Mason found a pair of earbuds in his jacket, so he started listening to the audiobook as soon as he left the restaurant. Yeah, having headphones on while driving a motorcycle wasn’t safe, but he couldn’t help himself.

By the time he got to his condo, he was a little confused.

The book was good, obviously. He knew nothing about eighteenth-century Scotland, but Gemma took him there.

By the time he was a half hour into the story, he was immersed in historical Scotland while being whisked along in an action-packed story about a young woman traveling alone through the Highlands, a governess who’d been going to meet her new charge when her coach driver turned out to be a grifter who stole everything she had and left her by the roadside.

That was all good. The confusing part was that he expected he’d have met the main character by now, but there was just this young woman, crying at the roadside in her tattered gown.

That was not Gemma.

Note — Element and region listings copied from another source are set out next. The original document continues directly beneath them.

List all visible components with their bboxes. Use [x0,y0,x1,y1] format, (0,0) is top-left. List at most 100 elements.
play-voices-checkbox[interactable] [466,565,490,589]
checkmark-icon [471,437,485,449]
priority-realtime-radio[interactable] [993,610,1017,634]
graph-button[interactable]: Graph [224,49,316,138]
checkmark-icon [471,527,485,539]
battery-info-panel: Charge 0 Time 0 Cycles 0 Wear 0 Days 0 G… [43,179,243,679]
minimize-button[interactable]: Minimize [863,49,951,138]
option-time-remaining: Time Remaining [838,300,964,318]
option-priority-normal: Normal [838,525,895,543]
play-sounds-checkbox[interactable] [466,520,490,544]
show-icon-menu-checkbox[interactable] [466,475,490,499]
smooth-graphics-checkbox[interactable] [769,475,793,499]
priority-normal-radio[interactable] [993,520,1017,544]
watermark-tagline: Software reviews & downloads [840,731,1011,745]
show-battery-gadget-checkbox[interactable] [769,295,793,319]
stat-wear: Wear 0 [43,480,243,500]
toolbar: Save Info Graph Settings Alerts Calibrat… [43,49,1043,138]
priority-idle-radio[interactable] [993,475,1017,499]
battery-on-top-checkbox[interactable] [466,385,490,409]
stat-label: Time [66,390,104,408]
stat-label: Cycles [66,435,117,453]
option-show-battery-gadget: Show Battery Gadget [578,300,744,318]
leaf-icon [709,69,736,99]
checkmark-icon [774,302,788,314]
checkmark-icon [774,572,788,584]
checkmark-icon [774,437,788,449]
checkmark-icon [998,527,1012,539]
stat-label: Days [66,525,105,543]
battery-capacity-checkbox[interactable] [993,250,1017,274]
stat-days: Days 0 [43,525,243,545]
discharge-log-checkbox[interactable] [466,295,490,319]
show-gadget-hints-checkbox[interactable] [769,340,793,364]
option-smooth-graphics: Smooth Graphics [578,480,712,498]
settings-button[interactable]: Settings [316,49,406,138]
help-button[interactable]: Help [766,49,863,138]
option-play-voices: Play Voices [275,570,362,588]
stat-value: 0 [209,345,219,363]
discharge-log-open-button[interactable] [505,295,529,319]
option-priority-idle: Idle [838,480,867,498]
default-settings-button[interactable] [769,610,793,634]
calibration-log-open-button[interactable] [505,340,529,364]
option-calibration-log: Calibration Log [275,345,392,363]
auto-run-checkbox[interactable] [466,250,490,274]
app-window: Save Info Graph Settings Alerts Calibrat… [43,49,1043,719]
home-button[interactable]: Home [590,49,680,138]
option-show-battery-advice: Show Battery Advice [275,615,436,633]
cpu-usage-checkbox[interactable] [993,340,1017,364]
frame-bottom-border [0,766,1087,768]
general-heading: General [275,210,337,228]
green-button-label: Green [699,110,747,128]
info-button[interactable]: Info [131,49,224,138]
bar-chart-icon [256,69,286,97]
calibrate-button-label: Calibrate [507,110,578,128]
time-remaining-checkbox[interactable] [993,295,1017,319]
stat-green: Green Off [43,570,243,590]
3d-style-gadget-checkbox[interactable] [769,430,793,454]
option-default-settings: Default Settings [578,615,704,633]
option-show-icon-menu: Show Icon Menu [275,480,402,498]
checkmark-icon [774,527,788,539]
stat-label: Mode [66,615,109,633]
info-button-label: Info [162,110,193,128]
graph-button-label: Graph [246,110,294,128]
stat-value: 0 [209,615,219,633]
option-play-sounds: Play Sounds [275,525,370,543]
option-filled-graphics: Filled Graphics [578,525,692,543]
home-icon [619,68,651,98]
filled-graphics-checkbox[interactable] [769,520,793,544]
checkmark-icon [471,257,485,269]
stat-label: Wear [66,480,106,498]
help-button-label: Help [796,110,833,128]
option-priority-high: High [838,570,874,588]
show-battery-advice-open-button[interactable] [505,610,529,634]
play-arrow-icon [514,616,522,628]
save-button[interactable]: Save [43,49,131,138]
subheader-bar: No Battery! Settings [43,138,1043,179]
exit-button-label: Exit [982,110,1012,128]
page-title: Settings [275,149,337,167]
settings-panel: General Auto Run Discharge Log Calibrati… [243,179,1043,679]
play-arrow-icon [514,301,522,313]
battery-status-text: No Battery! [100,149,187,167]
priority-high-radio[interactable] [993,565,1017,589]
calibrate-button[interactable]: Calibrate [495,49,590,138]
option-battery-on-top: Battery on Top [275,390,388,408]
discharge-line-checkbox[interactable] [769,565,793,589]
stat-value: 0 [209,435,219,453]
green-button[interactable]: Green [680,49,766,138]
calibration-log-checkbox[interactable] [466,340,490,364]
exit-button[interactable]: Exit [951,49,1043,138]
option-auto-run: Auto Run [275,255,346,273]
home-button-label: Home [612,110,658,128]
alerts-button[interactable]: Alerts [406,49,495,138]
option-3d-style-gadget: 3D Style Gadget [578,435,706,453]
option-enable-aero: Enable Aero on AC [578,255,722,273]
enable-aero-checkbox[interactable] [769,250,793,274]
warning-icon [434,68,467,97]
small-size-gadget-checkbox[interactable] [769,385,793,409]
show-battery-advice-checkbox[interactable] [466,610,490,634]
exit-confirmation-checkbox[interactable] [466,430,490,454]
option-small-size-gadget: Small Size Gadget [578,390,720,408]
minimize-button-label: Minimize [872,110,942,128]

Gemma would have grabbed the reins, twisted them around the coach driver’s neck, and left him by the roadside.

Then along came this total asshole who gave the young woman shit for flagging him down.

Okay, at first, he mistook her for a thief, but even once that was cleared up, he kept going on about how he had an important meeting because he was an important guy, and sure, he eventually let her ride in his carriage, but he made a big deal out of it, like he was doing her such a favor.

Then it turned out that he was the guy whose children she was going to be governess-ing. Which meant she was stuck with this asshole.

Wait, this asshole’s name was Laird Argyle. Wasn’t that…?

Nah, couldn’t be.

Still, he was confused. This wasn’t the first romance he’d read, and he was pretty sure you usually met the main couple right up front. Gemma must be doing it differently.